Morphological complexity and azimuthal disorder of evolving pore space in low-maturity oil shale during in-situ thermal upgrading and impacts on permeability

In-situ thermal upgrading is used to tune the pore system in low-maturity oil shales. We introduce fractal dimension(D), form factor(ff) and stochastic entropy(H) to quantify the heating-induced evolution of pore morphological complexity and azimuthal disorder and develop a model to estimate the impact on seepage capacity via permeability. Experiments are conducted under recreated in-situ temperatures and consider anisotropic properties—both parallel and perpendicular to bedding. Results indicate that azimuthal distribution of pores in the bedding-parallel direction are dispersed, while those in the bedding-perpendicular direction are concentrated. D values indicate that higher temperatures reduce the uniformity of the pore size distribution(PSD) in the bedding-parallel direction but narrow the PSD in the bedding-perpendicular direction. The greater ff(> 0.7) values in the bedding-parallel direction account for a large proportion, while the dominated in the bedding-perpendicular direction locates within 0.2-0.7, for all temperatures.
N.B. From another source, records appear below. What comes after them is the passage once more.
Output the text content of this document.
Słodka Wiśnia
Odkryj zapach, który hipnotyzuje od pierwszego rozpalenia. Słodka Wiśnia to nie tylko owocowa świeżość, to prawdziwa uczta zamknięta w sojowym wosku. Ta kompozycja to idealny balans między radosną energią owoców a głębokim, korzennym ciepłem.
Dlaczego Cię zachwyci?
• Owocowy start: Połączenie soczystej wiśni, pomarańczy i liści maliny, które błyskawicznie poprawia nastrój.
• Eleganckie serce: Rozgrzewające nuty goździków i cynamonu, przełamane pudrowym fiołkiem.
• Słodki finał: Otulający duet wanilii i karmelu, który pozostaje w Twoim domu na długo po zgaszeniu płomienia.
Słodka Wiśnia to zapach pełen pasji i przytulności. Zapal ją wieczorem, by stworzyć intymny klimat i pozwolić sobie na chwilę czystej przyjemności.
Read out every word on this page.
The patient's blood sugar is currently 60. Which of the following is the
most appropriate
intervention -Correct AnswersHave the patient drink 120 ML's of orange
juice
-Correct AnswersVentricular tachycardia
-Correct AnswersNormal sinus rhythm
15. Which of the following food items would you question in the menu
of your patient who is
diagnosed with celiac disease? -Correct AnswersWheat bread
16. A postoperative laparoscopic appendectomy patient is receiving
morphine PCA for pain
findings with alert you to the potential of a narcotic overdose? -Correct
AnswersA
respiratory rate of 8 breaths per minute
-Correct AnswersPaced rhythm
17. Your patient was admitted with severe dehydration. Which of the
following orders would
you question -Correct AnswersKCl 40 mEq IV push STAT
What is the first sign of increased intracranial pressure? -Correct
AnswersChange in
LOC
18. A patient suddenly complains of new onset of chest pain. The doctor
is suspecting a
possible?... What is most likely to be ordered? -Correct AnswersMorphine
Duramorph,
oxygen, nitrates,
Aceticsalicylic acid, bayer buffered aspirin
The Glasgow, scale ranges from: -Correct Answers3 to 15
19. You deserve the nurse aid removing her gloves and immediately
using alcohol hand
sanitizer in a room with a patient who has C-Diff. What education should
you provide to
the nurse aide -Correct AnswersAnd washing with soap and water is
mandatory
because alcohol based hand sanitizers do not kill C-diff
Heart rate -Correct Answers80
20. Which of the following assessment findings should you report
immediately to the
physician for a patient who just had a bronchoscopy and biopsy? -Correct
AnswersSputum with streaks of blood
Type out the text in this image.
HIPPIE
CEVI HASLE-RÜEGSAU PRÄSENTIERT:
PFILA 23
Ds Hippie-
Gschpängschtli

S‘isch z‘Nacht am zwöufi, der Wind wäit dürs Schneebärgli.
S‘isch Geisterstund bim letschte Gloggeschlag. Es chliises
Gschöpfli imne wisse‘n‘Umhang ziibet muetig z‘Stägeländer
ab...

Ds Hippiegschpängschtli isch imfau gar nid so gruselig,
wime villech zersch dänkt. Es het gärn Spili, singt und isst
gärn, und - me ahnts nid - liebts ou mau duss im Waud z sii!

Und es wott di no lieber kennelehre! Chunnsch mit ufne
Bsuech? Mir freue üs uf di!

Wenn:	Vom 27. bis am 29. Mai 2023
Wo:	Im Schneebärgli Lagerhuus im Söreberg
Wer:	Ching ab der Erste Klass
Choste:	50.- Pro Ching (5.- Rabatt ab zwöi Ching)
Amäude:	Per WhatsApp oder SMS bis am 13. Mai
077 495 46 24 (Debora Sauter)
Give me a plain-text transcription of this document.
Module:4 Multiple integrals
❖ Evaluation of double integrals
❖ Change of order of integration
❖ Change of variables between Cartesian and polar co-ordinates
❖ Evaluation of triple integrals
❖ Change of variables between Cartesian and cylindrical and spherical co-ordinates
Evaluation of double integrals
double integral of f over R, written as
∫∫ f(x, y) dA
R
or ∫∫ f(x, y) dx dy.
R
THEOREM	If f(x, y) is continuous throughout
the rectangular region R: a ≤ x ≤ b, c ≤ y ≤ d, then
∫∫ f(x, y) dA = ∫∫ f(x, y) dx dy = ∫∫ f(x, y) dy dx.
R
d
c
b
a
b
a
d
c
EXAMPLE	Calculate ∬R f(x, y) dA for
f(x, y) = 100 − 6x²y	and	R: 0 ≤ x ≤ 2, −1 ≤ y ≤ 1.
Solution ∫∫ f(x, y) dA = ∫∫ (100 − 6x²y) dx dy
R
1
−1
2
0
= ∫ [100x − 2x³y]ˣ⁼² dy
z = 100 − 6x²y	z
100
The H value of the bedding-parallel sample remains stable at ~0.925 during heating, but gradually increases from 0.808 at 25℃ to 0.879 at 500℃ for the beddingperpendicular sample. Congruent with a mechanistic model, the permeability at 500℃ is elevated~1.83 times(bedding-parallel) and ~6.08 times(bedding-perpendicular) relative to that at 25℃—confirming the effectiveness of thermal treatment in potentially enhancing production from low-maturity oil shales.